I've not paid too much attention to Chelsea. I've not been concentrating on their games," says Glen Johnson. He has an air of indifference as if it really did not matter to him that 10 years ago the club had made the right-back the first signing of the Roman Abramovich era, then cast him off like an old sock after Jose Mourinho took a look at him and did not much fancy what he saw.
These rejections do matter. Four years at Chelsea gave Johnson the sense of what being a Premier League title winner feels like - he is one of only three members of Brendan Rodgers' Liverpool squad to have claimed the biggest domestic prize - and you do not need to prod too much to know he always has something to prove to Mourinho.
Just when he thought he was heading into football's stratosphere under Claudio Ranieri, who signed him, trusted him and cast him into such challenges as Chelsea's Champions League semifinal with Monaco in 2004, Mourinho effectively cut him adrift after one season - making him a mere FA Cup player in 2005-06, after letting him in on the euphoria of the previous year's title-winning campaign.
"I didn't really get a fair opportunity. I knew deep down I was good enough to be given a chance but I was never really given that chance," is how he reflects on it.
Though Johnson does not need a course in mathematics to tell him the laws of probability decree a potentially tense winter and spring for Liverpool - seven teams who were fourth on New Year's Day made the Champions League places, come May in the past 12 seasons - he will finally journey to Stamford Bridge tonight with a sense that Ranieri's faith in him has been vindicated.
"Sometimes it's easier to play against the big teams and the best players," Johnson says.
"It brings more out of you and maybe, rightly or wrongly, you prepare that little bit harder. Everyone looks forward to the big games and that's what can happen."
If he learnt one thing about becoming a champion under Mourinho, it was that putting defeats away is the mark of title winners. "It's about dealing with mistakes and getting over bad results very quickly. A sign of a good team is one that bounces back quickly after a disappointing result and that's what we will be looking to do on Sunday."
Liverpool's season has certainly revealed a capacity to do that. The 3-1 defeat at Hull on December 1 was the club's most desperate performance of the season - and one in which Johnson's inconsistency revealed itself - but it was the catalyst for four straight wins in which the side scored 17 goals. The display at Manchester City on Thursday, even though they lost 2-1, was up to the same mark. A dismal loss to Arsenal last month was followed by the 4-0 hammering of Fulham.
The challenge for Liverpool is to maintain the same level of football in the second half of the season with a squad palpably weaker than that of Chelsea, Arsenal, Tottenham or either of the Manchester teams.
"In terms of the starting XI, I think we can compete. It's just a question of getting it right on the day and everyone performing to the best we can," Johnson says - though there is an acknowledgement that every elite manager's wish to have two players for every position is something Rodgers has not been granted.

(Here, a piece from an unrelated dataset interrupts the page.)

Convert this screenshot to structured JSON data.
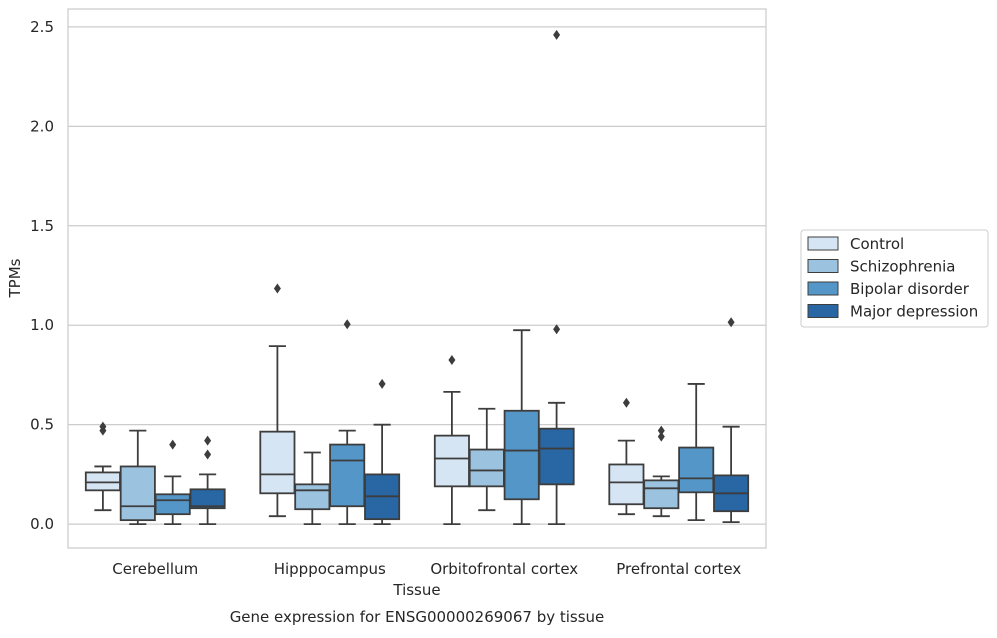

The lack of depth is particularly evident in a defence where Johnson is the only fixed point. He does not observe that central defence is a worrying problem, with the ever-changing personnel a product of Rodgers' struggle to find consistent performers. But this is a far cry from the indomitability of Sami Hyypia and Jamie Carragher when Liverpool last seriously chased a title, under Rafael Benitez in 2008-09.
Right back Jon Flanagan has been playing on the left of defence because of injury to Jose Enrique and the unsuitability of Aly Cissokho. Liverpool are less powerful in central midfield than the other top-four challengers. Joe Allen's performance against City was one of his best for Liverpool but he, Lucas Leiva and Jordan Henderson are not Javier Mascherano and Xavi Alonso, from the class of 2008-09.
Yet the performances against City and Spurs - destroyed 5-0 - have revealed that Liverpool can compete with strong sides.
"We definitely can match City," says Johnson. "[Our performance there] is probably the most positive you can be with a defeat. Not many teams [go to the Etihad] and play the way we did and dominate possession. We had some good chances and are disappointed we haven't got more than we have."
Johnson observes that the geometrical precision of Luis Suarez's link-up play with Philippe Coutinho and Sterling - rejuvenated since his contribution at White Hart Lane - proves this is not the same one-man team of last season.
"You can't be top of the league at Christmas if you are a one-man team. We know we have got the quality to be up there and on our day we can give anyone a game."
Formula One and MotoGP absorb him, too and his desire for a life beyond the football bubble means he is happy not to talk about the game when he is away from his club.
But the desire to barge in on Mourinho's territory and teach him something about patience and success does burn.
The tattoo on Johnson's wrist, which he rubs as he talks, tells the story. "Tell me I can't and I will show you I can," it reads.